Besserung ist in Sicht

Dennoch glaubt die IAO, dass Kinderarbeit in ihrer schlimmsten Form in den kommenden zehn Jahren weitgehend beseitigt ist. Bei den fünf bis 14-Jährigen hätten gerade diese Arbeitsformen im Zeitraum von 2000 bis 2004 um 33 Prozent abgenommen. Fortschritte erzielten vor allem Länder in Lateinamerika und der Karibik, wo nur noch rund 5 Prozent aller Kinder arbeiten.

Auch in Asien sanken die Zahlen um 5 Millionen. Grund dafür: Kampagnen für fairen Handel, politische Entscheidungen und neue Gesetze. Aber auch die Einführung der allgemeinen Schulpflicht hat dazu beitragen, die Kinderarbeit zu reduzieren.

Produkte erhalten Siegel

Seit Mitte der 80er Jahre erlangt das Thema mehr Aufmerksamkeit, was sich in verschiedenen Initiativen und Programmen widerspiegelt. Ein Beispiel die Teppichsiegelkampagne von "Brot für die Welt", eine produktbezogenen Maßnahme, die Kinderarbeit durch Preisaufschläge zu Lasten der Konsumenten unrentabel macht.

Dafür tragen die Produkte ein ausweisendes Siegel. Aber es geht Kindern nicht immer besser, wenn sie etwa ihren Job verlieren. Persönliche Not und ein Mangel an Bildungsangeboten sorgen oftmals dafür, dass sie schlechter bezahlte Tätigkeiten annehmen müssen, um ihre Familien zu ernähren.

Korruption ist ein Problem

Es handelt sich größtenteils um Kinder aus armen Bevölkerungteilen. Die Löhne sind erschreckend niedrig - von der Hälfte des üblichen Lohnniveaus bis zu einem entsprechenden Maß eines Mindestlohnes. Die Schulgebühren, Bücher und Fahrtkosten kommen in einigen Ländern hinzu, so dass es lohnender scheint, die Kinder zur Arbeit zu schicken. Die Fehlzeiten in der Schule verbauen schließlich die Aussicht auf eine bessere Zukunft.

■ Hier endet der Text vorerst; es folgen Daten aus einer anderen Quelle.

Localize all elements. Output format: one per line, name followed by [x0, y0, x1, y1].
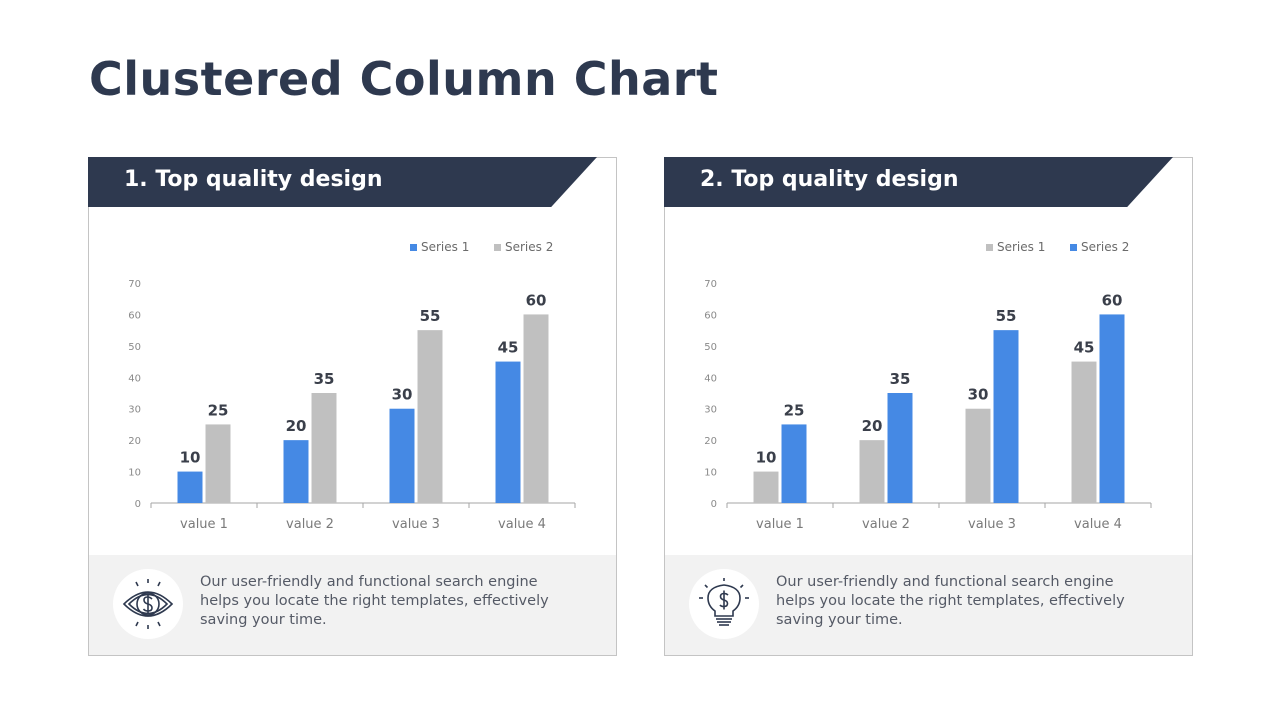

Naheliegend ist der Schluss, die Politik müsse stärker eingreifen. Tatsächlich hat sie dies mit Regelungen und Gesetzen auch getan. So hat beispielsweise die indische Regierung am 10. Oktober 2006 ein Gesetz verabschiedet, das jegliche Arbeit für Kinder unter 14 Jahren verbietet. Kinderarbeitgeber stehen jetzt unter einem erheblichen Druck, auch von Seiten der Konsumenten. Nur fehlt es oft an korruptionsfreien Kontrollinstitutionen.

Fußbälle aus Kinderhänden

Die Briten brachten, als Herrschaftsmacht Indiens, verschiedene Sportarten ins Land, so auch den Fußball. Wenn solch einer nun kaputt war, reparierte ihn jemand. Schon bald stellten die Inder selbst welche her. Heute kommen rund 80 Prozent der Bälle aus dem pakistanischen Sialkot, im Nordosten des Landes. Die Bälle werden oft in Heimarbeit genäht. Ein Kind schafft drei bis fünf am Tag. Ein Ball bringt weniger als zehn Cent ein.

Die FIFA hat das Problem erkannt und Qualitäts- und Sozialstandards bei der Herstellung von Fußbällen gefordert. Dem Internationalen Gewerkschaftsbund (ICFTU) ist es aber bislang nicht gelungen, die FIFA zu einer rechtsverbindlichen Unterzeichnung über Sozialstandards zu bewegen. Die Sportartikelindustrie hat auch ein reges Interesse, das zu verhindern. So produzieren auch weiterhin Kinderhände Fußbälle für den Weltmarkt. Während der Fußball-EM ein fader Beigeschmack.

Erstes Gesetz 1839 in Preußen

Ein neues Thema ist Kinderarbeit keinesfalls, auch kein regionales. Mit der Industrialisierung nahm sie im 18. und 19. Jahrhundert in Europa und USA enorme Ausmaße an. Kinder arbeiteten in dieser Zeit als Hilfskräfte, Dienstboten, aber auch in der Textilindustrie, in Kohlegruben und Minen, zwischen 10 und 16 Stunden täglich. Manche Arbeiten übten ausschließlich Kinder aus, der Körpergröße wegen. 

Die Folgen spürte bald das Militär. Zwangsläufig hatte unter anderem die preußische Armee Probleme, gesunde Rekruten zu finden. Also erließ der preußische Staat im Jahr 1839 ein Gesetz, das preußische Regulativ, das Kindern unter zehn Jahren die Arbeit verbot. Um Verstößen vorzubeugen, gründeten die Preußen die Gewerbeaufsicht. Inzwischen ist in Deutschland Kinderarbeit durch das Jugendarbeitsschutzgesetz (JArbSchG) vom 12.4.1976 definiert. Dass heißt, Arbeit von Kindern, die noch der Vollzeitschulpflicht unterliegen, ist mit Ausnahme leichter Tätigkeiten für 13-Jährige und ältere im Gesetz verboten.